La dernière ligne droite s’annonce houleuse. Ce lundi, syndicats et représentants du patronat se retrouvent pour une ultime tentative d’accord sur la simplification des dispositifs de reconversion professionnelle. Une négociation complexe, engagée à la demande du gouvernement, qui espère mettre en œuvre une réforme d’envergure. Mais les profondes divergences entre les deux camps pourraient bien faire échouer une fois encore cette ambition.

Une négociation sous haute tension

Ce 16 juin marque la date butoir fixée pour parvenir à un accord entre partenaires sociaux sur le vaste chantier de la reconversion professionnelle.

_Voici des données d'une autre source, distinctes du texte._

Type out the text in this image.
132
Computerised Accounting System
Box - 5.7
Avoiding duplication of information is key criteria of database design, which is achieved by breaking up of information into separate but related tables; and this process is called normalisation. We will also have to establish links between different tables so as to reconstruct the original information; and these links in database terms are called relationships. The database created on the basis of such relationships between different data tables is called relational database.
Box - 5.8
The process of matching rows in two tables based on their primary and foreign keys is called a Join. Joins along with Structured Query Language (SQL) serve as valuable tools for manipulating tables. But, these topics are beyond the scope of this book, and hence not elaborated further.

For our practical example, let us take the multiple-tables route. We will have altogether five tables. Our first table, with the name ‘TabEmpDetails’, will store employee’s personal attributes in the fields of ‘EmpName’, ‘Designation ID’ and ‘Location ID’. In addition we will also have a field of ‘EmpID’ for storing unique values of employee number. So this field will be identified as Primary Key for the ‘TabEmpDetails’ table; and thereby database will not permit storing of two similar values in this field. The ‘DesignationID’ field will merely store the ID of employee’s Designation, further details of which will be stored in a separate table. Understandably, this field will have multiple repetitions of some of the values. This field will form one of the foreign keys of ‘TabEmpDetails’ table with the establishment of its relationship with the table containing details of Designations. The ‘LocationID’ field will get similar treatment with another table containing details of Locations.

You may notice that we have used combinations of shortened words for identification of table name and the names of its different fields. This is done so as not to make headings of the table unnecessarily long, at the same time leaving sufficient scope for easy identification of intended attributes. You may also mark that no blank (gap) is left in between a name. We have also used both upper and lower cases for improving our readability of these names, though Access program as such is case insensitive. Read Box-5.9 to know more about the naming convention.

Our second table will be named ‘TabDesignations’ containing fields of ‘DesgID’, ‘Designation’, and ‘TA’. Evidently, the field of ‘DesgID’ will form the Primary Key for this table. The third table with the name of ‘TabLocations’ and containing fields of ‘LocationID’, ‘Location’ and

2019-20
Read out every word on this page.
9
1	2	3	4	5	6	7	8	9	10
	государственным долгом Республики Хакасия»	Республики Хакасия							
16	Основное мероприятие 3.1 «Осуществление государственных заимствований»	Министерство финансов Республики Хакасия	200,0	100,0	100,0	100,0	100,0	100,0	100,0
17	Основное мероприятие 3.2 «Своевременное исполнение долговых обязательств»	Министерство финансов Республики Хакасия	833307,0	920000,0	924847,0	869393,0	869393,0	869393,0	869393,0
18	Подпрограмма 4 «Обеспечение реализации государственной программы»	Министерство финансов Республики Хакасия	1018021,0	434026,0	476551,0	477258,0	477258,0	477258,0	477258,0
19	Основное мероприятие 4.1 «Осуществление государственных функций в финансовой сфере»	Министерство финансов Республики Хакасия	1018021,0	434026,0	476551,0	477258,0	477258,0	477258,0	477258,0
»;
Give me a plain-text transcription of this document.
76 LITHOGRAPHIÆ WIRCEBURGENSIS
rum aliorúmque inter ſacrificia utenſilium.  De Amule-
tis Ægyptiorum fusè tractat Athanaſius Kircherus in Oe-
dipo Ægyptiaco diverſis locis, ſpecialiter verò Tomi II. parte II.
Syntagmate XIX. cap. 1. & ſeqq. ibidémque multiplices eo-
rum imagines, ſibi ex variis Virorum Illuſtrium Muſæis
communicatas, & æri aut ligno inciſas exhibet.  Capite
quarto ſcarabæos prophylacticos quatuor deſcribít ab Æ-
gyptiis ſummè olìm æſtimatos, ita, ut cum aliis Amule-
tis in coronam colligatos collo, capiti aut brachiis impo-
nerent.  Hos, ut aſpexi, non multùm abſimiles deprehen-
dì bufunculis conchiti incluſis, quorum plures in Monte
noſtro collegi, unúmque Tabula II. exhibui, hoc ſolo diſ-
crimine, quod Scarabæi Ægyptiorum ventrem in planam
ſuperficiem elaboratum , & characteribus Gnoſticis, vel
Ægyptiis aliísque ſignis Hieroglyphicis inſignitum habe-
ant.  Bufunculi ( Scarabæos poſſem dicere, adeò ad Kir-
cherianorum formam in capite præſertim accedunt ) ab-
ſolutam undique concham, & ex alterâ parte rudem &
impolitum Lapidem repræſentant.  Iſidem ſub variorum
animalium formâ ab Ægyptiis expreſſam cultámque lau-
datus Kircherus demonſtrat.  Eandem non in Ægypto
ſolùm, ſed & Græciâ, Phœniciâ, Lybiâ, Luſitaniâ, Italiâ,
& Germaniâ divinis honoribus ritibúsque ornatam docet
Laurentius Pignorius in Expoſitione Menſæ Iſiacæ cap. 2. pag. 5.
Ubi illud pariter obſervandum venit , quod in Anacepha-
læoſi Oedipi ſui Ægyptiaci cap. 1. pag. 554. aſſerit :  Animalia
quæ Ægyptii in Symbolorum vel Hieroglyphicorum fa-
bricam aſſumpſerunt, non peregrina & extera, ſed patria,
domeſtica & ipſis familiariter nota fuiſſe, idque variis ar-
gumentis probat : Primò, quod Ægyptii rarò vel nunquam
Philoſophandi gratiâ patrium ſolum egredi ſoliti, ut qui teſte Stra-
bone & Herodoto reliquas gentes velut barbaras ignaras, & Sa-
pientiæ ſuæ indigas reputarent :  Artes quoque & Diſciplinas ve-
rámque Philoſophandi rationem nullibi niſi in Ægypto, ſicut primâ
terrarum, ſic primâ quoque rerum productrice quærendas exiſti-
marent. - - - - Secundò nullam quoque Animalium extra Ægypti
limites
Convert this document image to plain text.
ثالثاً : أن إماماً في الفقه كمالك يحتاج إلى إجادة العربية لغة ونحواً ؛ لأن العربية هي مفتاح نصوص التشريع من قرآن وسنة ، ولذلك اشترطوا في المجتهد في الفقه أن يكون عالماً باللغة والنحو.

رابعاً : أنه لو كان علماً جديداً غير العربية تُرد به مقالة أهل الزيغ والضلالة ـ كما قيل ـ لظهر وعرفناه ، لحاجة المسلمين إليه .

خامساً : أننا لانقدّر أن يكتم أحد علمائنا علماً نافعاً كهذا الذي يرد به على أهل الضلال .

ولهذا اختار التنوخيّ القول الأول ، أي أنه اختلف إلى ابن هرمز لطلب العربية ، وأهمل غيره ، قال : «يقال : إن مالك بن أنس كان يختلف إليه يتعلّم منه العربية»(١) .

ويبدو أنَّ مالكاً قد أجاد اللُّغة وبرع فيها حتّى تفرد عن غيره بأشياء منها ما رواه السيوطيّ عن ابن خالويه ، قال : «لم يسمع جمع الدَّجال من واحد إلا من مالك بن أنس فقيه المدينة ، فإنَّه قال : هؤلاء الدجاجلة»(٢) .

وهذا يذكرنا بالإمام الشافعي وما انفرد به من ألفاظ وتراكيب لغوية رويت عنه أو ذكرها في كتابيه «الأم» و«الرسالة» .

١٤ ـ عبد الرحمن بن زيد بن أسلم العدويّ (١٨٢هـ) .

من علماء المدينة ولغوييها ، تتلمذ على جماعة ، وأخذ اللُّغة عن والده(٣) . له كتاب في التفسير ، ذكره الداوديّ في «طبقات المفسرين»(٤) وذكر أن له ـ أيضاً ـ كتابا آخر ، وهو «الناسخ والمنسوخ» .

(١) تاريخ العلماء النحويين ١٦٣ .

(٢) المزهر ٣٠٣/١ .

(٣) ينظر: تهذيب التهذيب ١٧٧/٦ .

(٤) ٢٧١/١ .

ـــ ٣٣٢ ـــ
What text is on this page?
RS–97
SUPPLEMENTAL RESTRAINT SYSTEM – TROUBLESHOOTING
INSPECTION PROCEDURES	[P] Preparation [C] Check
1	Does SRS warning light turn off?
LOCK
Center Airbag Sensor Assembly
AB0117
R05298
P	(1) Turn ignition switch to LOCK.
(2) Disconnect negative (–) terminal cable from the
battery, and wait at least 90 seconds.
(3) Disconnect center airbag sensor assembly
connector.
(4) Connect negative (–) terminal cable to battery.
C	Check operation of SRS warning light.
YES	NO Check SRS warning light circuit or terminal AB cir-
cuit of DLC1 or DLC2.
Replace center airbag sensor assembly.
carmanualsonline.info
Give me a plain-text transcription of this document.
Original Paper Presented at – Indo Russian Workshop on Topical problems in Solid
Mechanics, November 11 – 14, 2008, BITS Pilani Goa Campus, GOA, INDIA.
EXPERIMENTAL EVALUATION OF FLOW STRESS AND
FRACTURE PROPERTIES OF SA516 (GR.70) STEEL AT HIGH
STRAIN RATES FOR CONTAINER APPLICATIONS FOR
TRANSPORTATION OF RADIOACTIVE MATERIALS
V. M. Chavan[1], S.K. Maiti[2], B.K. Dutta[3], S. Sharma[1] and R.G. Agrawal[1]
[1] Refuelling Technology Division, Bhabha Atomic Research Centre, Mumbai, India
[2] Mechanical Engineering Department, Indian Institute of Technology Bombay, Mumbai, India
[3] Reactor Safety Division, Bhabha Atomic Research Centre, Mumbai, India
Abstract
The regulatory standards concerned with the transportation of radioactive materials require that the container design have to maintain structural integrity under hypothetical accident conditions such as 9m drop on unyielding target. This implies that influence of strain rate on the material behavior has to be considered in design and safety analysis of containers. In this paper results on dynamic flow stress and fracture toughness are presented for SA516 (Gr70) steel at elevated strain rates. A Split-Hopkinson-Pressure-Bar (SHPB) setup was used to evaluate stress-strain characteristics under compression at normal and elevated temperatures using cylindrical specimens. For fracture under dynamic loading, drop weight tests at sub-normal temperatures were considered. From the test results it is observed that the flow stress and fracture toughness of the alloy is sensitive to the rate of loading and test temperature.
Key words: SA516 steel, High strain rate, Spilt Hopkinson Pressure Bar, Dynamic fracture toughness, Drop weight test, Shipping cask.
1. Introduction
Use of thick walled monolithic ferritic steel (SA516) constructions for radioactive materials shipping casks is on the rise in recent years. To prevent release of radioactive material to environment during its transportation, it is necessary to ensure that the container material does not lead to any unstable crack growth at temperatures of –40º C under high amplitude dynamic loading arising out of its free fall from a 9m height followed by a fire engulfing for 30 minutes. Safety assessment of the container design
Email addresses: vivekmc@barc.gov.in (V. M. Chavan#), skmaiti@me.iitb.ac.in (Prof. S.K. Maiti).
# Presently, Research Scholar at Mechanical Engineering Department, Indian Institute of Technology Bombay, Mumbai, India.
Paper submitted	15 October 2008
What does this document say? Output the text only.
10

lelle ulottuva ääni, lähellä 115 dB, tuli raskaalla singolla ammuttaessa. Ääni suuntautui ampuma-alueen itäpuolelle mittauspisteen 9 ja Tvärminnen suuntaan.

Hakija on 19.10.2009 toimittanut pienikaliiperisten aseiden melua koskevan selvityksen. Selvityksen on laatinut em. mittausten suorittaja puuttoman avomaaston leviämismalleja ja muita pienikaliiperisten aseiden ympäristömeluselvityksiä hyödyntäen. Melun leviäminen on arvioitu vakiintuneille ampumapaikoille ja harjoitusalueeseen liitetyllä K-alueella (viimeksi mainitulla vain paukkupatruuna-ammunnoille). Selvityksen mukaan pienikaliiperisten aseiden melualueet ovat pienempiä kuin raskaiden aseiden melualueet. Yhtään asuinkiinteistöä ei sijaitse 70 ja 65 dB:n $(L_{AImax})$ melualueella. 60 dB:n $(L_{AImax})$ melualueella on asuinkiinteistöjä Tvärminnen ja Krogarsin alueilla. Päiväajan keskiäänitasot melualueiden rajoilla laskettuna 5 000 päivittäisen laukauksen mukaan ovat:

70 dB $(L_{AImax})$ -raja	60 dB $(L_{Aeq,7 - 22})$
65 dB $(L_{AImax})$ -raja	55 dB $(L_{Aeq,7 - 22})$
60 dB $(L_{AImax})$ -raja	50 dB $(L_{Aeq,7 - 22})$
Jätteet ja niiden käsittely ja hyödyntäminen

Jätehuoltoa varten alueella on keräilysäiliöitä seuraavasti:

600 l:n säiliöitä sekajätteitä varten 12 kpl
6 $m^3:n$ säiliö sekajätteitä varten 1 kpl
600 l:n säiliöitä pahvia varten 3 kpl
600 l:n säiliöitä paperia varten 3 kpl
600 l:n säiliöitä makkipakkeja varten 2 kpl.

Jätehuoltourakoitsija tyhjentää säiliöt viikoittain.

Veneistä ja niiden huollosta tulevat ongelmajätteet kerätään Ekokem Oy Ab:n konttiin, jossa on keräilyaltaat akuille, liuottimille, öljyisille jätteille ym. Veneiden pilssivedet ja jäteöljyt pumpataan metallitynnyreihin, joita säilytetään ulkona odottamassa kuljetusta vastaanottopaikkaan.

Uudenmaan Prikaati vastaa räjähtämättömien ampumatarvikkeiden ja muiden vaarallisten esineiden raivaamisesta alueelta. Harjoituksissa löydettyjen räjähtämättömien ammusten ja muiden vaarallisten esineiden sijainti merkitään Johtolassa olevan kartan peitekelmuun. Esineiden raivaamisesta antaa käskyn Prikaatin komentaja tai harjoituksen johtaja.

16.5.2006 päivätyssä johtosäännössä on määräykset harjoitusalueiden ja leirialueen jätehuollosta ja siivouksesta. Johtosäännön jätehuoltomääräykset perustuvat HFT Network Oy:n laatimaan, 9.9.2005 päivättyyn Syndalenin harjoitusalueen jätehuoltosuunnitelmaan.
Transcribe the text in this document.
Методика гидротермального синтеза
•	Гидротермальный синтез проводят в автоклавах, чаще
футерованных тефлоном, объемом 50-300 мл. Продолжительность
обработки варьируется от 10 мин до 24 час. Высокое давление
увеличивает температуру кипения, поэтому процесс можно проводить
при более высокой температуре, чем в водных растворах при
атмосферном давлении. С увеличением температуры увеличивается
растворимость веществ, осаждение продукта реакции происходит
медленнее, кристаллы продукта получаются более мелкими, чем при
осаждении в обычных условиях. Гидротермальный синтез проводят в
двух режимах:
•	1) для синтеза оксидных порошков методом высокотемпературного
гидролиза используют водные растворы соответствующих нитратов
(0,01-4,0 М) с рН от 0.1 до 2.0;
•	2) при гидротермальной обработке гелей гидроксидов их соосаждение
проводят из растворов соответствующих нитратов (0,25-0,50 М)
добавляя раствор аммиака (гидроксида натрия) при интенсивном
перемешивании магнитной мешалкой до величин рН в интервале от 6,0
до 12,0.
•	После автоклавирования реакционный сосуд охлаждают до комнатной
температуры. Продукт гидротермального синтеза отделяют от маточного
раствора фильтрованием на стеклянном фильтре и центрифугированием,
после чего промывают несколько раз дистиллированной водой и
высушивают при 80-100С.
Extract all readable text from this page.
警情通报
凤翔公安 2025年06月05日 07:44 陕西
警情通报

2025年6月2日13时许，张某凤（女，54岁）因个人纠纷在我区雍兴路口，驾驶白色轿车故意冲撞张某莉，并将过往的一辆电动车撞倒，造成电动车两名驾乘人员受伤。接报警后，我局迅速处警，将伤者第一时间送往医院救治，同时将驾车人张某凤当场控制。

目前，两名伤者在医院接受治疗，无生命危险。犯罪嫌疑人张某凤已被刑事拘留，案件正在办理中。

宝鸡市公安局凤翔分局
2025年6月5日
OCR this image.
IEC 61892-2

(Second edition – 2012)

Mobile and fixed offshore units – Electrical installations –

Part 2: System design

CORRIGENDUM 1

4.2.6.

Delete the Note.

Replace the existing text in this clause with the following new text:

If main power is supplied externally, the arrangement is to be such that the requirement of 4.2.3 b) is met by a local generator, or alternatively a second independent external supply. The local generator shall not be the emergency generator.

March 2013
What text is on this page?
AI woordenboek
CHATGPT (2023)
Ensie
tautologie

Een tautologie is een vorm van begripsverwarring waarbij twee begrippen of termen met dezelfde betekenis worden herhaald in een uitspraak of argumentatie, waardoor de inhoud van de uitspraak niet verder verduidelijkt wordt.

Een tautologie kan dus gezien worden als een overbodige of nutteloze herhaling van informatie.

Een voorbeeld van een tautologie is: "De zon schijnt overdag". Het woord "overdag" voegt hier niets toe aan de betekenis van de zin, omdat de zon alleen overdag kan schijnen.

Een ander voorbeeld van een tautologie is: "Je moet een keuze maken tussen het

Depuis la fin mai, les discussions ont repris après l’échec des premières tentatives au printemps 2024. Le gouvernement, inquiet de la complexité du système actuel et de la sous-utilisation de certains dispositifs, a relancé les tractations à travers un courrier signé des ministres Catherine Vautrin et Astrid Panosyan-Bouvet.

Objectif affiché : rationaliser et simplifier un système actuellement fragmenté en douze dispositifs différents, comme le Projet de Transition Professionnelle (PTP), le Conseil en Évolution Professionnelle, la Validation des Acquis de l’Expérience (VAE), les contrats de professionnalisation, ou encore le dispositif Transitions collectives (Transco). Le constat gouvernemental est clair : trop d’options, peu de lisibilité, et un taux de recours limité. L’exécutif plaide donc pour une refonte ambitieuse permettant de faciliter les parcours de reconversion pour les actifs.

La proposition du patronat : vers une fusion drastique

C’est dans ce cadre que le Medef a proposé un avant-projet d’accord, rapidement devenu source de crispation. Le texte prévoit de réduire le paysage de la reconversion à seulement deux dispositifs principaux.

Le premier, baptisé toujours Projet de Transition Professionnelle, fusionnerait les mécanismes actuels du PTP, du Fipu (dispositif contre l’usure professionnelle) et du C2P (compte professionnel de prévention). Concrètement, il permettrait à un salarié de s’absenter pour se former à un nouveau métier. L’employeur ne pourrait refuser la demande mais aurait la possibilité de la reporter jusqu’à neuf mois, comme c’est déjà le cas.

Cependant, nouveauté de taille : à l’issue de la formation, deux cas de figure se présenteraient. Si l’entreprise est favorable, le salarié pourrait réintégrer un poste similaire avec une rémunération équivalente. Si ce n’est pas le cas, le contrat serait rompu, et cette rupture serait assimilée à une démission, avec toutes les conséquences que cela suppose.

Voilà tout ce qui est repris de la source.